A: Different things scare different children; it’s not always possible to predict what will frighten a particular kid. Introducing scary stuff to preschool-age children also is tricky because kids this age can’t readily tell the difference between what’s real and what’s fantasy, so they can be as scared of something pretend as something real.
In general, Common Sense Media recommends avoiding scary programming (including emotional intensity, separations of parents and kids, and parents and kids in peril) for preschool-age kids. When kids do see something that scares them, the best comfort is reassurance that everyone is safe (plus a hug and a favorite toy).
Here are some general guidelines:
Age 0-2: No violence or scary stuff. Also nothing emotionally intense.
Age 2-3: Anything that involves physical or emotional peril or separations of parents and kids (human or animal) can be scary and upsetting. Also avoid emotional intensity, loud/sudden noises, and situations with violence as the only means of conflict resolution.
Age 3-5: Violence may start to be harder to ignore, especially if kids watch cartoons. Avoid shows and movies in which characters use violence to resolve conflict — but if it comes up, talk about alternative ways characters could have solved a problem.
Q: What should I say to my kid about sexy Halloween costumes?
A: Add the word “sexy” to pretty much anything and you have the inspiration for any number of women’s Halloween costumes. Sexy nurse, sexy cop, even sexy Olaf! It’s bad enough that party stores separate kids’ costumes into dated, strict gender roles (policemen for boys, princesses for girls). But when you get a costume catalog, go to the store, or do a Google search, you’re bombarded with the sexed-up versions of getups designed only for women.

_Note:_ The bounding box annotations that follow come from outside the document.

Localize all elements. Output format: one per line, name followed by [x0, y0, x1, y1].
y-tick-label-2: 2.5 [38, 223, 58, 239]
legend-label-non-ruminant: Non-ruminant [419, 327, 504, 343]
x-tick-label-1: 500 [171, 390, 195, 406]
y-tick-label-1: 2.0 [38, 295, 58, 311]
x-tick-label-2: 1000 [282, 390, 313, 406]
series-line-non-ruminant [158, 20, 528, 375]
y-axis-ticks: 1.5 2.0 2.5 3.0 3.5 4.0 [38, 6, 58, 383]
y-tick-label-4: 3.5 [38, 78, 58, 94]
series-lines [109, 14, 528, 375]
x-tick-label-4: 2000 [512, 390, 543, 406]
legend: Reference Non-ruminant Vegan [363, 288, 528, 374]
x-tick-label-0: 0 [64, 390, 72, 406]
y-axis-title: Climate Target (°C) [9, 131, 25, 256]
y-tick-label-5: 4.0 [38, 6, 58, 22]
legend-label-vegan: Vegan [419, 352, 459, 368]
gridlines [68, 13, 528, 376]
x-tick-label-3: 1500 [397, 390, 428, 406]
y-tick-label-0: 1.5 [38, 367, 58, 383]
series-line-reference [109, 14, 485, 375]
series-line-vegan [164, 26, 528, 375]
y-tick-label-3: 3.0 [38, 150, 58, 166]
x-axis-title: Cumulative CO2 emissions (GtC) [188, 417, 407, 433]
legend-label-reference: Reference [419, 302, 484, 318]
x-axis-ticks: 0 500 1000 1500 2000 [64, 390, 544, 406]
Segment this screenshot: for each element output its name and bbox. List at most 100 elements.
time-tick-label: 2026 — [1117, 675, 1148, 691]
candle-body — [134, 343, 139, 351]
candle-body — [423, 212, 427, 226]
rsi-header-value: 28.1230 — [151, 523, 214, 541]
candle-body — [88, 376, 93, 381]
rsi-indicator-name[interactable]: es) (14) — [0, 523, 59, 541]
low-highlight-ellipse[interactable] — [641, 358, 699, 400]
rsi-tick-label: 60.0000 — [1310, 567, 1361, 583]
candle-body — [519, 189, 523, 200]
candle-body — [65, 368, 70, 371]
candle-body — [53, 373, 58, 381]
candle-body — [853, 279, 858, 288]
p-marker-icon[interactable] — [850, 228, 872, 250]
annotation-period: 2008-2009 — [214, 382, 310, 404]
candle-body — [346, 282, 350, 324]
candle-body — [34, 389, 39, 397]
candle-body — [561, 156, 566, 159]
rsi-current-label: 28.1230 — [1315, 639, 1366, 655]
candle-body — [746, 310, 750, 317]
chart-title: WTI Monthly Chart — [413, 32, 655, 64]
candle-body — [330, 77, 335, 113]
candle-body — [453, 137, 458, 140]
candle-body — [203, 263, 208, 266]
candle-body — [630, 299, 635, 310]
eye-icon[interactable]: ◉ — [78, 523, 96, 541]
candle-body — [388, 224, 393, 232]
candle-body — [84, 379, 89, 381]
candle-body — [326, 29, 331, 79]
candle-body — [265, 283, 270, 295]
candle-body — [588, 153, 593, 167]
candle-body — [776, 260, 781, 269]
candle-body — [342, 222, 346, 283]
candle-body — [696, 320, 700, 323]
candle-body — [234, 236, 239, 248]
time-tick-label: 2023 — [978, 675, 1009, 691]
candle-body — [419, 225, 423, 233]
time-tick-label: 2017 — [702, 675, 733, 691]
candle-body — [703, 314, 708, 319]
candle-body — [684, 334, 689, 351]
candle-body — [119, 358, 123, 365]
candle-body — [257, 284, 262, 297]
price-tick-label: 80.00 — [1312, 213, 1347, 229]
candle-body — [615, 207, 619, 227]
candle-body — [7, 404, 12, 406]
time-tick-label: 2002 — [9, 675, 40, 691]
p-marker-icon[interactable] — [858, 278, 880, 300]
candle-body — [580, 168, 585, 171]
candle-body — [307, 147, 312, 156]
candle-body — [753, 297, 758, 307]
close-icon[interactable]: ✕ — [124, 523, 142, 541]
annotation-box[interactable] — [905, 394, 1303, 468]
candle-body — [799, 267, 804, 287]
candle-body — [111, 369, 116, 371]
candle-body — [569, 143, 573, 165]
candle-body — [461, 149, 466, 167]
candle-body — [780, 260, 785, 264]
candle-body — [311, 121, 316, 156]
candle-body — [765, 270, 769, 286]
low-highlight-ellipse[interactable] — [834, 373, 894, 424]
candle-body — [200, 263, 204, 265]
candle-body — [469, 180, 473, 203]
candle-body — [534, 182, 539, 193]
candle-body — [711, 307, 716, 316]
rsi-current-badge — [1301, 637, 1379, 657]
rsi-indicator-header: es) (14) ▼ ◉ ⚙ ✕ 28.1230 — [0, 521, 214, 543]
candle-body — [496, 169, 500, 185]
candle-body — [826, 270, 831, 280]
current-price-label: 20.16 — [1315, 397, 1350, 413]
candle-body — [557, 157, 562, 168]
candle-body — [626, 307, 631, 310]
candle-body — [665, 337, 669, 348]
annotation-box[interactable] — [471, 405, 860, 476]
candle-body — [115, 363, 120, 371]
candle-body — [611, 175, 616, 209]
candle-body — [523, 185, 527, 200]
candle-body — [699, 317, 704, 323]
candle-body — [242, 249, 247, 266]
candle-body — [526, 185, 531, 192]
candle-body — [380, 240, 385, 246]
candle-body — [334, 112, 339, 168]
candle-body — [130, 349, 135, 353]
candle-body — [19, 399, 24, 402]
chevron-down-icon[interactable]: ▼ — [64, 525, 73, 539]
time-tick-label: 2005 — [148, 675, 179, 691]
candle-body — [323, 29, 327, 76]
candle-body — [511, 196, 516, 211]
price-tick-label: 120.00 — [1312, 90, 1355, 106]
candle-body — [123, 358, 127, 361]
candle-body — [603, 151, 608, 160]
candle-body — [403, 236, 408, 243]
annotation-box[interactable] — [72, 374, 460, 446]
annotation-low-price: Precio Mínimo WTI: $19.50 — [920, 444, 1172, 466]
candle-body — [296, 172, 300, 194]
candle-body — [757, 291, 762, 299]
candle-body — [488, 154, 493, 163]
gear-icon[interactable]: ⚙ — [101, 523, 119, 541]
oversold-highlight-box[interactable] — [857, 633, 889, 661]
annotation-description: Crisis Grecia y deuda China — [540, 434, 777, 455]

At some point, your kids will start to notice that most of the options for women are ridiculously revealing. More than simply explaining that these disguises are for grown-ups, you can take the opportunity to help kids understand the sexy-costume phenomenon, how it sells women short, and how they can reject it and replace it with positive role models who communicate strength, intelligence — or anything else they want to be for Halloween (or in life).
Talk back. You’re not the only parent who’s fed up. Write the company selling this merchandise and give them a piece of your mind. If your kids are old enough, encourage them to write letters.
Find positive role models. From Mayim Bialik to Mother Theresa, there are plenty of female role models for kids to dress up as. In fact, Halloween is a great time to really get into character. Look for inspiration from pop culture, history, books, and video games — the sky’s the limit.
Explain that some industries are behind the times. Just as many Hollywood movies reinforce dated stereotypes, mainstream Halloween costumes stubbornly refuse to see women for anything other than their potential for sexiness. Tell your kids that these ideas are limiting and insulting — and that your family doesn’t agree with them.
Separate “sex” from “sexism.” Sex between consenting adults is OK. And it’s natural for teens and even tweens to want to experiment with sexuality on a night when anything goes. Make sure older kids understand that you’re complaining about costumes that reduce women to the sum of their parts, not judging people for wanting to wear those costumes. And if your teen wants to be a little daring on Halloween, that’s a different conversation.
Explain how sex moves products faster. The Halloween selling season is short, about three months. In that time, costume companies need to make as much money as possible. The outrageousness of sexy Halloween costumes helps move merchandise quickly, since many folks choose to go all out on this night of all disguises.
Q: Is it OK to let my teen watch horror movies?
A: Pushing boundaries is a huge part of the movie-going experience for teens, but a lot of what’s marketed to them — for example, psychologically disturbing movies — are too mature. Guide teens toward age-appropriate thrillers and horror flicks or old-school classics (such as Hitchcock films). Follow these guidelines for when your teen wants to see horror movies.
Young teens:
They may be ready to be scared silly. In general, skeletons, monsters, and aliens are OK. Even so, stick to movies that have humor mixed in or those with safe-and-sound endings. Be mindful of blood and gore.
… Or not. Some teens still scare easily. Let your kids know it’s OK to be scared and to tell their friends they’d rather watch something else.
Older teens:
They may be ready for more than you think. Developmentally, teens can handle dramatic and psychological suspense, but kids under 16 still shouldn’t see slasher horrors, especially those that feature kids in dire danger or that have lots of gore.
Mind the messages. Many scary movies now pair horrific graphic violence with sexual situations — not a great combination for kids exploring newfound sexuality. Be sure to talk with them about the content of the movie they’re seeing and the messages it may convey. Check Common Sense Media’s reviews for conversation starters.
Dig into the vault. If you like scary movies too, try introducing your teens to some of the horror and suspense classics. Just make sure any younger siblings are already tucked in bed.